QBE Insurance Group Limited is one of the top 25 insurers and reinsurers worldwide with operations in all key global insurance markets. QBE is an Australian listed company and has operations in 47 countries with over 13,000 staff worldwide.

 

Ethical Update

November 2010

QBE is a signatory to the Carbon Disclosure Project ("CDP"), the largest investor coalition in the world, accounting for more than 475 signatories with a combined asset base of $55 trillion.

Each year the CDP secretariat issues a questionnaire to the world's largest companies by market capitalisation, to identify the views of company management on the risks and opportunities associated with climate change, an assessment of greenhouse gas emissions, accounting and corporate governance, with regards to climate change.

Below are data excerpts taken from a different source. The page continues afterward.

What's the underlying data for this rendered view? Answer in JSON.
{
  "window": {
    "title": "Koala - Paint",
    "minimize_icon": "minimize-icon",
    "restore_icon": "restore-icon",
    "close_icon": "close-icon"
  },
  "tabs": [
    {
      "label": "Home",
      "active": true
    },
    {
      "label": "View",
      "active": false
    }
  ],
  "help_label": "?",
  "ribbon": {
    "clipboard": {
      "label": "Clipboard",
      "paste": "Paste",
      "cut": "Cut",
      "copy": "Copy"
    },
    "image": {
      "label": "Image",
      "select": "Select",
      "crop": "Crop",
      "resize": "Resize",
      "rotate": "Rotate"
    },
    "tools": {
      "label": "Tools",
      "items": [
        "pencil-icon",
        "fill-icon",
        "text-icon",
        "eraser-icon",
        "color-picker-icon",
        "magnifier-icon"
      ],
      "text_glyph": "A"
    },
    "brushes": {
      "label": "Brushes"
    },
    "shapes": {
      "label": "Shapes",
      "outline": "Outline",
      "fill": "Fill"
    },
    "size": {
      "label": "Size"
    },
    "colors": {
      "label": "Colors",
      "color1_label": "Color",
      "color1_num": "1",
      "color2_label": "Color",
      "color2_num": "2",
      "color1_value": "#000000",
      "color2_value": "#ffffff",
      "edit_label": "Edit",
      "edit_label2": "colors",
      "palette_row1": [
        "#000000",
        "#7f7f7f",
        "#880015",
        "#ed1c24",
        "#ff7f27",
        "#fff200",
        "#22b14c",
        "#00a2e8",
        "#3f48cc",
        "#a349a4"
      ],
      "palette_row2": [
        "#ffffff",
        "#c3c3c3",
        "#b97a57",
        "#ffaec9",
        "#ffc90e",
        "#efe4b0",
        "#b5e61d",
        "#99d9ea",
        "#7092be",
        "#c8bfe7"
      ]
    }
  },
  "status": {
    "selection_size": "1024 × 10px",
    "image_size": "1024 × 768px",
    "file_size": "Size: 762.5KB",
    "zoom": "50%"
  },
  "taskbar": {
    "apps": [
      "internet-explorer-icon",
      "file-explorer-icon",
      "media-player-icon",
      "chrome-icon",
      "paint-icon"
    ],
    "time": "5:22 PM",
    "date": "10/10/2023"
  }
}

QBE is a signatory to the insurance industry’s 'Statement of Environmental Commitment' and has an advanced 'Code of Ethics' and 'Code of Conduct', and anti-discrimination and sexual harassment policies in place. (Source: Ethical Investor)

 

Ethical Investor Ratings

QBE has been rated 3 out of 5 stars for environmental policies and 4 out of 5 stars for both its social and governance practises by Ethical Investor.

 

Financial Update

QBE has been one of the best run insurance companies over the past 20 years. According to Morningstar, QBE is ‘one of the best managed insurance groups in the global general insurance and reinsurance industry. An enviable track record of strong earnings with a minor blemish following the events of September 11, 2001 is testament to a first class business model and conservatism.’

Extensive risk management is in place to protect all stakeholders and diversification is used to reduce the overall risk profile by spreading exposures by product and geography.

A growth strategy based on the combination of organic growth and insightful acquisitions has and should deliver well above average growth in earnings and dividends. QBE is an excellent stock for inclusion in long term growth portfolios. Morningstar, our research house, is recommending buying the share under $21.15.

Chief executive Frank O’Halloran has recently said the company is pleased with the growth and insurance profitability of its businesses around the world, and with its outperformance of most of its peers.

Real returns could be just around the corner, as an expected profit of $US1.65 billion is anticipated in 2011, as a result of rising premium income and improved investment returns.

 

Estimated Dividend Yield: 7.3%

Franking: 20%

1 Year Performance: -16%

3 Year Performance: 3.3%

Last Price (2 November 2010): $17.46

Fair Value:  $26.40

Financial figures are as at 3 November 2010 and are subject to change (Source: Morningstar).

 

Disclaimer

The contents of this article are intended as general advice only.  No specific person’s circumstances, financial situation or objectives have been taken into consideration.  You should not act on the information provided without seeking personal advice from an appropriately qualified financial planner.   While the source has been verified as reliable, the actual content has not been checked for accuracy.  Consequently Ethical Investment Advisers does not warrant the accuracy of the information nor accept liability for any errors in the data.